Conan the Barbarian (1982)
Directed by John Milius
Written by John Milius & Oliver Stone

Conan the Barbarian has to be one of the most psychotic films ever made. Based on Robert E. Howard's macho fantasy stories, Conan is excessively violent, weird, nonsensical, laughable, sometimes boring, and other sometimes quite entertaining.

Basically just a series of massive set pieces strung together, Conan appears to have no actual plot. Conan's parents are brutally murdered by marauding pagans (led by James Earl Jones); Conan is sold into slavery, and once he's grown into full-blown Arnoldism, embarks on a brutal search for revenge.

The acting is absolutely terrible across the board, with the exception of Mr. Earl Jones, who gives a brilliantly over-the-top performance as Thulsa Doom, high priest of the cannibalistic, orgiastic snake cult; and Max Von Sydow in a bit part as the king who hires Conan to save his daughter from marriage to Thulsa Doom.

There's no point in trying to dissect Schwarzenegger's "performance"—he's a monosyllabic puppet strung up to fit the filmmaker's vision, and has maybe ten full lines in the entire film, all of them spoken in a pre-kindergarten staccato.

The role itself is completely undignified. Conan is all reptilian instinct, zero human emotion. It beggars understanding that this film helped catapult Schwarzenegger to superstardom, much less commanded a sequel.

The story seems pretty random as Conan wanders through a fantasy wasteland, murdering and pillaging and screwing. The film doesn't even try to make sense of the crazy leaps in logic, like how Conan loses his virginity to a witch who transforms into some kind of shrieking creature, or how Thulsa Doom escapes Conan's wrath by turning into a snake. But hey, it's a fantasy epic from the early 80s, when sense took shotgun to sensibility.

Nowadays, such scenes would be preambled with someone saying, "Watch out for that Thulsa Doom, he can turn into a mean old snake!" Who needs that crapola? Surely not me.
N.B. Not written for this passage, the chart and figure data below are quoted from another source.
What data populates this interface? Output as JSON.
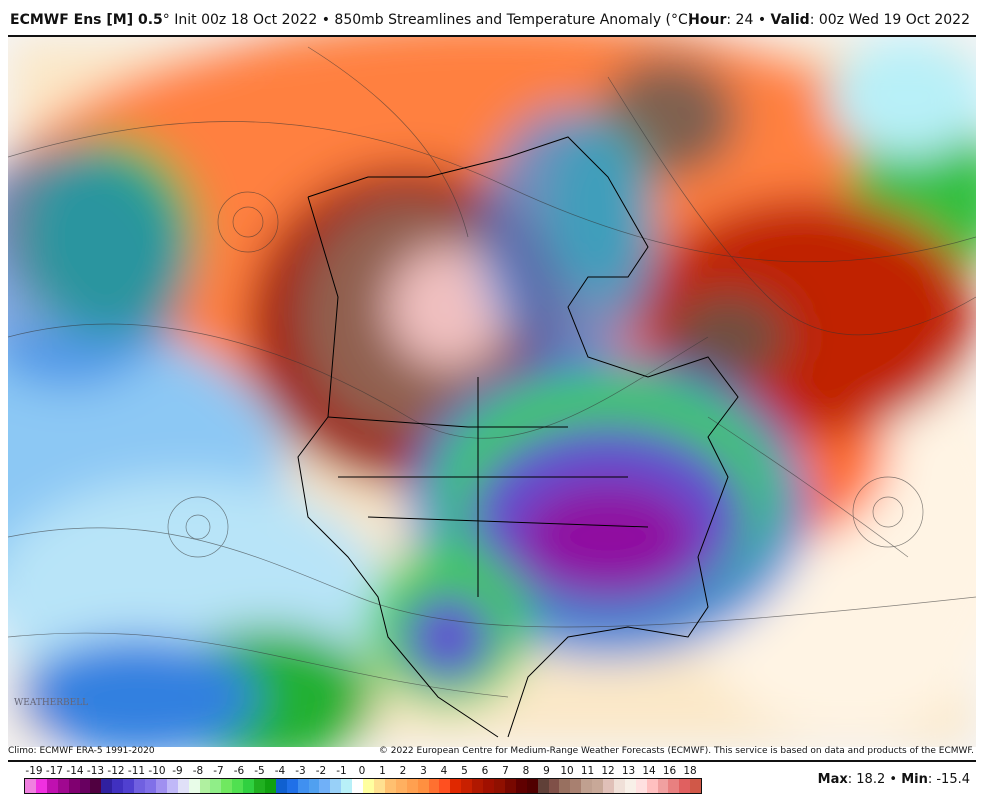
{
  "header": {
    "model": "ECMWF Ens [M] 0.5",
    "degree": "°",
    "init": "Init 00z 18 Oct 2022",
    "sep": "•",
    "product": "850mb Streamlines and Temperature Anomaly (°C)",
    "hour_label": "Hour",
    "hour": ": 24",
    "valid_label": "Valid",
    "valid": ": 00z Wed 19 Oct 2022"
  },
  "footer": {
    "climo": "Climo: ECMWF ERA-5 1991-2020",
    "copyright": "© 2022 European Centre for Medium-Range Weather Forecasts (ECMWF). This service is based on data and products of the ECMWF."
  },
  "logo": "WeatherBELL",
  "stats": {
    "max_label": "Max",
    "max": ": 18.2",
    "sep": "•",
    "min_label": "Min",
    "min": ": -15.4"
  },
  "colorbar": {
    "labels": [
      "-19",
      "-17",
      "-14",
      "-13",
      "-12",
      "-11",
      "-10",
      "-9",
      "-8",
      "-7",
      "-6",
      "-5",
      "-4",
      "-3",
      "-2",
      "-1",
      "0",
      "1",
      "2",
      "3",
      "4",
      "5",
      "6",
      "7",
      "8",
      "9",
      "10",
      "11",
      "12",
      "13",
      "14",
      "16",
      "18"
    ],
    "colors": [
      "#f080e0",
      "#f030e0",
      "#c010b0",
      "#a00890",
      "#800070",
      "#680060",
      "#500040",
      "#3020a0",
      "#4030c0",
      "#5040d0",
      "#7060e0",
      "#8070e8",
      "#a090f0",
      "#c0b8f8",
      "#e0e0f8",
      "#e8fce8",
      "#b0f0a0",
      "#90ee88",
      "#70e860",
      "#50e050",
      "#30d040",
      "#20b020",
      "#10a010",
      "#1060d0",
      "#2070e8",
      "#4090f0",
      "#50a0f0",
      "#70b0f8",
      "#98d0f8",
      "#b8f0f8",
      "#ffffff",
      "#ffffa0",
      "#ffe090",
      "#ffc070",
      "#ffb060",
      "#ffa050",
      "#ff9040",
      "#ff7030",
      "#ff5020",
      "#e02800",
      "#c82000",
      "#b01800",
      "#a01000",
      "#901000",
      "#780800",
      "#600000",
      "#500000",
      "#604038",
      "#805048",
      "#987060",
      "#a88070",
      "#c0a090",
      "#c8a898",
      "#e0c0b8",
      "#f0e0d8",
      "#f8f0e8",
      "#ffe0e0",
      "#ffc0c0",
      "#f0a0a0",
      "#e88080",
      "#e06060",
      "#d05848"
    ]
  }
}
Equally early-80s is the direction, which strikes an uneasy balance between the simplicity of the 70s (lots of zooms and pans) and the unfortunate excesses of later-80s filmmaking (one almost expects the sidekick to say things like, "Dude!" and "Radical!").

Milius takes a few tepid stabs at humor, which evoke some half-hearted cringes. You're forced to wonder what this film would be like as a modern-day remake—probably very bad—or what Oliver Stone's much wilder rejected first draft would have been like … probably a lot more exciting and strange.
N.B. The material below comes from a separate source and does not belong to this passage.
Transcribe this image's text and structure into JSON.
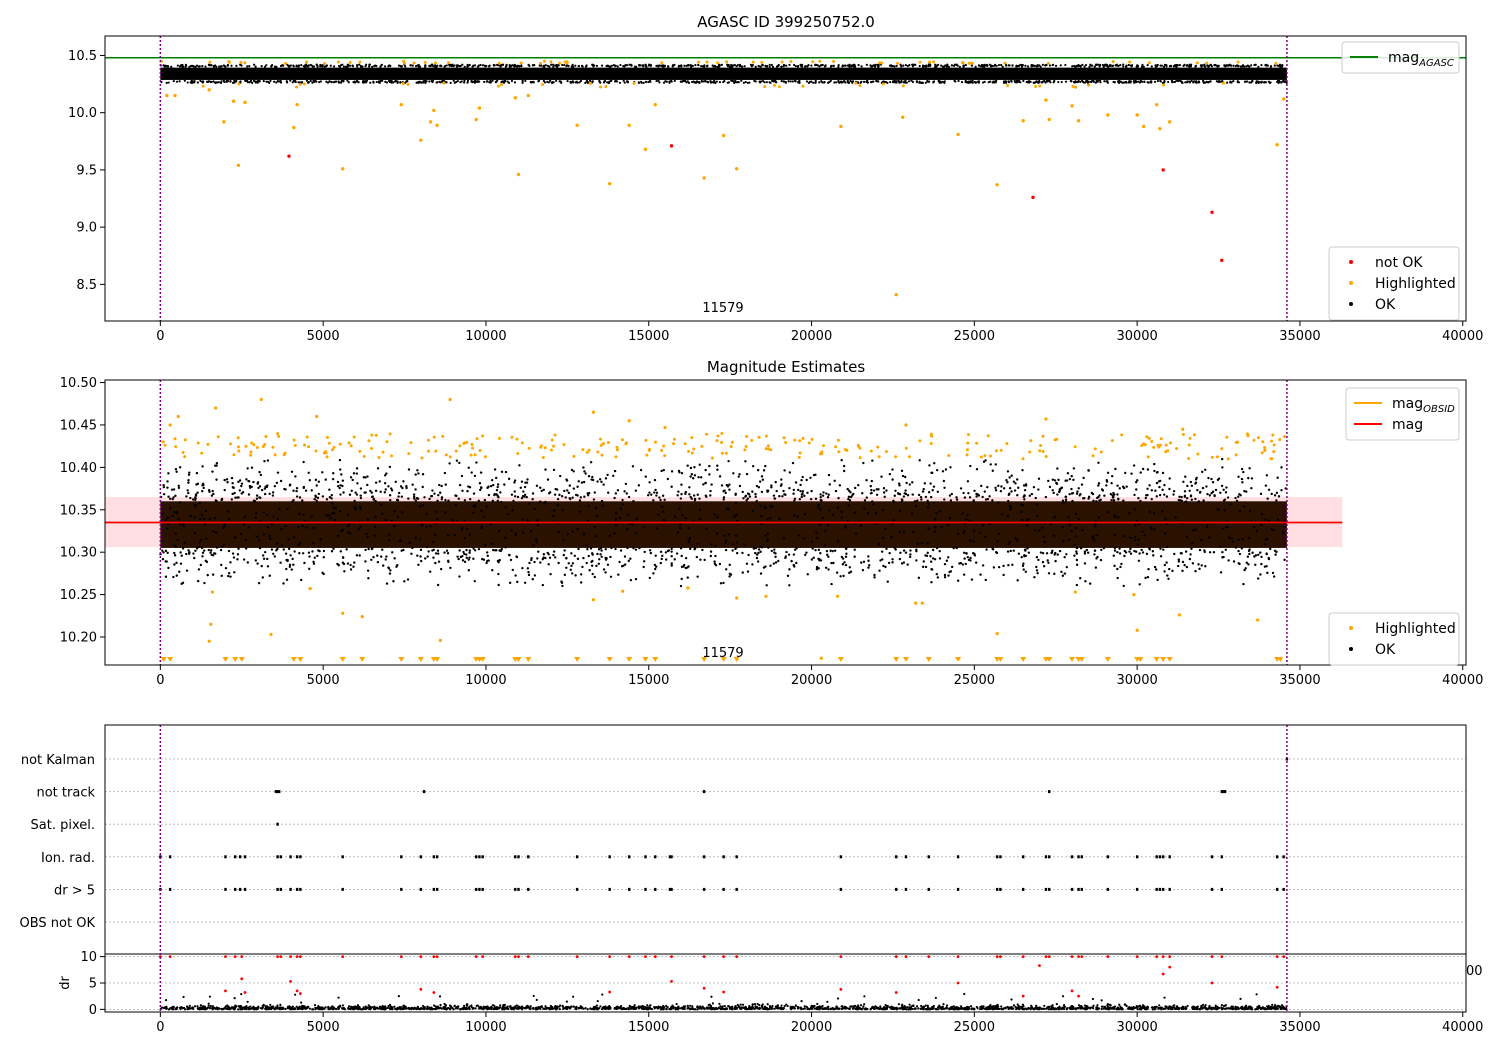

The major sequences are engaging, though scattered amid lots and lots of walking across the wasteland. My favorite scene by far is the raid on the cult's impenetrable tower, in which Arnold battles the hordes so he can decapitate a giant snake guarding a priceless gem. It's totally bizarre, almost completely without dialogue, and deeply satisfying in a primal, ripped-from-the-subconscious way. The score—an inversion of Ravel's "Bolero"—helps make this one of the most memorable action scenes ever filmed, largely thanks to how surreal it all is.

Unfortunately, most of the rest of the film simply doesn't hold up. There's some vague attempts at meaning and spirituality, but ultimately the film exists as a bloodletting. When Thulsa Doom beheads young Conan's mommy, we know Conan will eventually be Thulsa's doom.

The getting there is worth your time, but very much inferior to more thoughtful works of fantasy like The Lord of the Rings or Bionic Ninja.